Коля хохотали. Наташа, насколько понимала, тоже смѣялась. Графъ никогда громко не смѣялся, но и онъ улыбался. Молодой буфъ, въ изорванномъ фракѣ и смятой шляпѣ, былъ и безъ словъ такъ заразительно забавенъ, что отъ каждаго его дурачества зала разражалась хохотомъ.
Обращаясь къ предмету своей любви, разочарованный въ ней, онъ вскричалъ съ неописуемой гримасой и со шляпенкой, осаженной назадъ:
— Donna volgare е senza ortographia!
Коля сейчасъ подцѣпилъ эту фразу и перекинулъ ее другу своему, Рѣзвому. Тотъ повторилъ ее, и оба они помирали со смѣху; только Рѣзвый смѣялся молодо и добродушно, а Коля злобно и старо, несмотря на свои одиннадцать лѣтъ.
Началась и шекспировская трагедія. Я замѣтилъ тотчасъ же, что графъ съ особеннымъ вниманіемъ уставился на сцену. Синьора Salvini встрѣтили почтительными рукоплесканіями. Онъ «и ростомъ и дородствомъ» подходилъ къ роли. Лицо и сквозь актерскую окраску хранило настоящую значительность; а глаза, въ самомъ дѣлѣ, блистали спокойной страстностью мавританскаго стараго дитяти.
— Вотъ вы поглядите что будетъ во второмъ актѣ, шепталъ Рѣзвый.
Пришелъ и второй актъ. Полководецъ и великодушный начальникъ переданы были съ рѣдкой силой и обаяніемъ; меня и въ этомъ актѣ проняла легкая дрожь: такой игры я еще никогда не видалъ. Въ антрактѣ мы только переглянулись всѣ. Графиня нервно поблѣднѣла, поблѣднѣлъ и Рѣзвый; графъ многозначительно прошепталъ:
— Какой артистъ!
— А мнѣ его жаль, вырвалось у Наташи.
— И теперь уже жаль? спросилъ ее Рѣзвый.
— Да; онъ точно маленькій, — его всякій погубитъ.

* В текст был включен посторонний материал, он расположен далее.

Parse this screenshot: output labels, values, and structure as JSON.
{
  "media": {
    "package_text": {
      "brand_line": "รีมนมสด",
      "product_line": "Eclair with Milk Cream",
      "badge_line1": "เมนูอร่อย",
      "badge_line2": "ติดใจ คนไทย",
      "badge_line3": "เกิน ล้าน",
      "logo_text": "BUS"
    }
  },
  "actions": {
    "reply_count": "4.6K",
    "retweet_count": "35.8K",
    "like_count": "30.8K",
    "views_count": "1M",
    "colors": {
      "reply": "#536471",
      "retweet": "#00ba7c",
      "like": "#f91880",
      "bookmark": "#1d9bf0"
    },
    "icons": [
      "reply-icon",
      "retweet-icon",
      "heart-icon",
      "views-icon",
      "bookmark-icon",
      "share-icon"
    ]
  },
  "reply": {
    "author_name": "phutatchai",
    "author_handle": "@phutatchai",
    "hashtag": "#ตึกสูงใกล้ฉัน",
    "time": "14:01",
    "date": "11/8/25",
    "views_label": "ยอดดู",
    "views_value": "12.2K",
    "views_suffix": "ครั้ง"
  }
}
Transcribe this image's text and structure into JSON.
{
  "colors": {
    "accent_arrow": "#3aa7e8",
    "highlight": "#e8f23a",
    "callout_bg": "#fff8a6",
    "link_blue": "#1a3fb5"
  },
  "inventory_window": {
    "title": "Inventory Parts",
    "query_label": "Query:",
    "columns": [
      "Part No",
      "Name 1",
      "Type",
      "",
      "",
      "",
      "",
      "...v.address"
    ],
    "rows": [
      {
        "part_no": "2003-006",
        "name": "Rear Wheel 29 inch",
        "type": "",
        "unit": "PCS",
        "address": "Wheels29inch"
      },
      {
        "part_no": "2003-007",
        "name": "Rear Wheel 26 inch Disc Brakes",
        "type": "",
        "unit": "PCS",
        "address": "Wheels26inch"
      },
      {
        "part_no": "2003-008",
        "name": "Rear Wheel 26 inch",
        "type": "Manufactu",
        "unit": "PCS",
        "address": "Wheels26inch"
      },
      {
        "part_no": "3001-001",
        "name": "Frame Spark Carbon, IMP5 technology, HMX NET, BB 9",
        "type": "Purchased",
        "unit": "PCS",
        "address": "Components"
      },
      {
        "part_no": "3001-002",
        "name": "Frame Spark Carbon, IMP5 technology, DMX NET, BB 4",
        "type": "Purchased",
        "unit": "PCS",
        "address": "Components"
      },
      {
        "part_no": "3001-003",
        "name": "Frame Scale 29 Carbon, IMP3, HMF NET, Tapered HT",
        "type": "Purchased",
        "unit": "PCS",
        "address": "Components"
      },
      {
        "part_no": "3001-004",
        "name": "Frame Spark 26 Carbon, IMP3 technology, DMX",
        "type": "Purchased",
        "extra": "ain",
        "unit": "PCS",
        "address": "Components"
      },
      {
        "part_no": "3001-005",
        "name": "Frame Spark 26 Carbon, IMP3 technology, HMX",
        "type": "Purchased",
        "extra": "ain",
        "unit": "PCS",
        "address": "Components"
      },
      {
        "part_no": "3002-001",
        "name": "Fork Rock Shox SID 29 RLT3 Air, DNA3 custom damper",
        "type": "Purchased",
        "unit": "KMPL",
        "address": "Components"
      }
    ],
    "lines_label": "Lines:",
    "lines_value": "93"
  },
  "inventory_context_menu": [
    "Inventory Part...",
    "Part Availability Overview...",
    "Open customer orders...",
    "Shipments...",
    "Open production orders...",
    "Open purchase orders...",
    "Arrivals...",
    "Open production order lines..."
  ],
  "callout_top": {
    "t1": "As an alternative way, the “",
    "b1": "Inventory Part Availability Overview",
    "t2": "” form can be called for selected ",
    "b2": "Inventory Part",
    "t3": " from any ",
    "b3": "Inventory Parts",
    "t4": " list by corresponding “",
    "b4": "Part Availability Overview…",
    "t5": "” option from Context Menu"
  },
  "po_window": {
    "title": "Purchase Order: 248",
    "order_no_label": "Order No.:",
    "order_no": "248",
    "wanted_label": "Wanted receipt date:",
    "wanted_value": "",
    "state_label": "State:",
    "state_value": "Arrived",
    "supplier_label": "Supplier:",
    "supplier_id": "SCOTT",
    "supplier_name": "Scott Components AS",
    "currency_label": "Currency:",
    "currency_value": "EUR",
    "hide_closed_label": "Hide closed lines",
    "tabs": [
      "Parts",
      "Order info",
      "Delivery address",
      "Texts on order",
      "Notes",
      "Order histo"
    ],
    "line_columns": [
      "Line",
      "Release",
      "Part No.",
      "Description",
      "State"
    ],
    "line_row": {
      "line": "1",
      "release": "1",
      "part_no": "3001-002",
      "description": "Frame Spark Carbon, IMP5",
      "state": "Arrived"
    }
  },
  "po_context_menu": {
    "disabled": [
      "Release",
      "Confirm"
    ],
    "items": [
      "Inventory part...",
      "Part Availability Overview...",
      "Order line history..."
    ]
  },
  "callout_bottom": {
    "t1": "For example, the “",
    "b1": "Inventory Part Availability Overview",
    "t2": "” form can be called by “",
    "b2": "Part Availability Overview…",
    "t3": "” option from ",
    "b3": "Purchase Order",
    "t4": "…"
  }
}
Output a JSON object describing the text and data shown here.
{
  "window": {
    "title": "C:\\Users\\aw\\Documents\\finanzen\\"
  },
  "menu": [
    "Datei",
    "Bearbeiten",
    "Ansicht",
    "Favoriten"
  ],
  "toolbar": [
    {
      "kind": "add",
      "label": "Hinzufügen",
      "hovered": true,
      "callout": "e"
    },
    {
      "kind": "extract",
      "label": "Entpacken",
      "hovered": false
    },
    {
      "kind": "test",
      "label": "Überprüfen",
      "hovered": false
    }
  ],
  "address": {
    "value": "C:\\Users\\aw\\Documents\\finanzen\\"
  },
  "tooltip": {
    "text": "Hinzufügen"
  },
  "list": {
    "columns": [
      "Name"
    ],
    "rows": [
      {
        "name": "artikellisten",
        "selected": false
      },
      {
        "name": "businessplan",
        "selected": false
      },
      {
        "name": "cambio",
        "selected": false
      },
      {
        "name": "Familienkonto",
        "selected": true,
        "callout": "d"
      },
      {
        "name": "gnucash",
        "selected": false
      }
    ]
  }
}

Эта вѣрная оцѣнка была выговорена съ такой искренностью, что Леонидъ Петровичъ ласково поглядѣлъ на «княжну», какъ онъ называлъ Наташу.
XXI.
Но съ третьяго акта всей нашей ложей овладѣла особая лихорадка. Мы молчали и усиленно дышали, какъ и вся громадная Политеама. Боль раненаго сердца захватила насъ въ крикахъ, шепотѣ, ласкахъ, вздохахъ, необузданныхъ тѣлодвиженіяхъ несчастнаго мавра, точно запертаго мерзавцемъ-предателемъ въ желѣзную, раскаленную клѣтку. Каждая новая сцена слѣдующихъ актеровъ все болѣе и болѣе пугала, волновала, трогала, спирала духъ. Я видѣлъ самъ, какъ графиня закрыла глаза и нагнула голову отъ одного раздирательнаго крика Отелло. Объ актерѣ я совсѣмъ и забылъ; но и въ человѣкѣ-то, въ настоящемъ шекспировскомъ маврѣ, я безмѣрно изумлялся почти нечеловѣческому натиску страсти, гигантской тратѣ силъ, клокочущему трагизму звуковъ, плача и хохота, взвизгиваній дикаго звѣря и жалкихъ всхлипываній предсмертной агоніи безконечно добраго и любящаго существа.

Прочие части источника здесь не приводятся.